Problem Solved Where There Was Not, In Fact, A Problem


The most predictable political denoument of the Obama Administration came to pass yesterday, as a combined DOT-NHTSA-NASA study group has announced that, no, Toyotas do not contain electronic gremlins that cause them to suddenly - without any warning at all! - accelerate out of control. Such a deal. The government fans hysteria over "run away" cars, including Sec. of Transportation announcing that Americans should not drive Toyotas. Now that same government has taken it upon itself the mantle of Voice of Authority on what caused the problem, as if the work of rational people like Michael Fumento and Popular Mechanics were nothing. Hey, at least they got it right the first time:

Toyota Motor Corp., which built its reputation in the U.S. on safety and reliability, has been cleared by the government of electronic problems in its vehicles. Now it needs to convince consumers that it has put its safety recalls in the rear view mirror.

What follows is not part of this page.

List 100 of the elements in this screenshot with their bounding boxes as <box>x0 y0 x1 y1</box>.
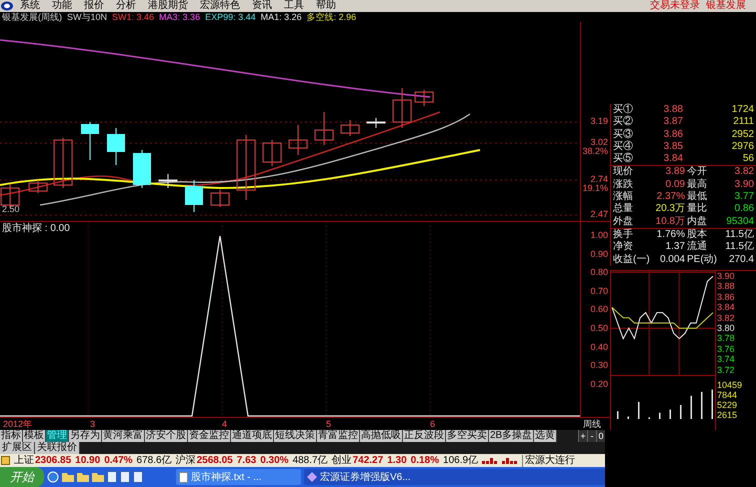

The Transportation Department said Tuesday that electronic flaws were not to blame for reports of sudden, unintended acceleration. Since 2009, Toyota has recalled more than 12 million vehicles globally over safety problems. The government's new findings bolstered Toyota's contention that the company had directly dealt with the problems through its recalls and is making safety paramount in its lineup.

Analysts said it would take more than a government report to repair Toyota's once pristine image for producing quality vehicles. Toyota was the only major automaker to see a U.S. sales decline last year at 0.4 percent and saw its U.S. market share fall nearly 2 percentage points to 15.2 percent. The decline came even though total U.S. sales rose 11 percent for the year.

Of course, this has been known for months among conservatives, engineers and other inhabitants of the land we quaintly call "Reality." Here's what I had to say about this last summer:

Toyota is the most egregious example of (a) government imposed "PR problem." Anyone who read PJ O'Rourke's Parliament of Whores knows that sudden-acceleration incidents in cars are a figment of the imaginations of lawyers, consumer advocates, and boat-footed drivers. But, journalists and Democrats have not read Parliament of Whores, so when sketchy reports surface of cars suddenly accelerating out of control, hustling liberals jump on them with both feet. Never mind that reputable engineers have never been able to replicate SAI's in the lab. Never mind that the most spectacular SAI - the runaway Prius in San Diego - was a hoax. (incredibly, the debunking did not receive the same level of media attention as the "runaway"). And also, never mind that Toyota earnestly tried to diagnose the problem and even established as official corporate policy that it would not blame the drivers, even though Toyota had to have suspected the drivers were at fault. No, it was much more important for Democratic congressmen to drag Toyota executives to DC for a show trial to showcase their corporate sins. Added bonus: Toyota is a competitor to Government Motors, and its executives were Japanese, i.e. Dread Furriners. This from the Party of Tolerance and Science.

The government isn't letting Toyota completely off the hook. DOT is still muttering darkly about "sticky" floormats, which were blamed for the deaths of four people in Southern California and were the subject of a recall. I don't know. On the Death By Stupidity Continuum, I'd say "Death by Floormat" is almost as dumb as "Death By Stepping on the Accelerator Instead of the Brake." Toyota, just as a matter of PR, followed the policy of determinedly refusing to blame their customers for their deaths. But Toyota execs had to have been thinking in the back of their minds, "What is wrong with Americans?!"

Many are asking the Donovan Question: where does Toyota go to get its reputation back? I'm wondering where we go to get our public discourse back. You would think most adults would know that sudden acceleration incidents are an urban myth, propagated a generation ago by some of the same journalists, bureaucrats and congressmen who fanned the flames of the Toyota SAI "scandal." Ray LaHood, Henry Waxman, and every TV station that showed footage of that bogus run-away Prius literally fanned the flames of hysteria, yet they are the same people who laugh up their sleeves over the stupidity of Tea Partiers.

What's worse is knowing that the people hyping SAI were not doing it out of some cynical ploy to help Government Motors at the expense of Toyota. Their philosophy, not to mention low IQ's, practically guarantee such a result. Democrats literally believe that a massive multi-national corporation is little more than a collection of greedy plutocrats sitting around trying to find ways to kill its customers, and legislate accordingly. That's a bigger threat to public safety than cars accelerating out of control.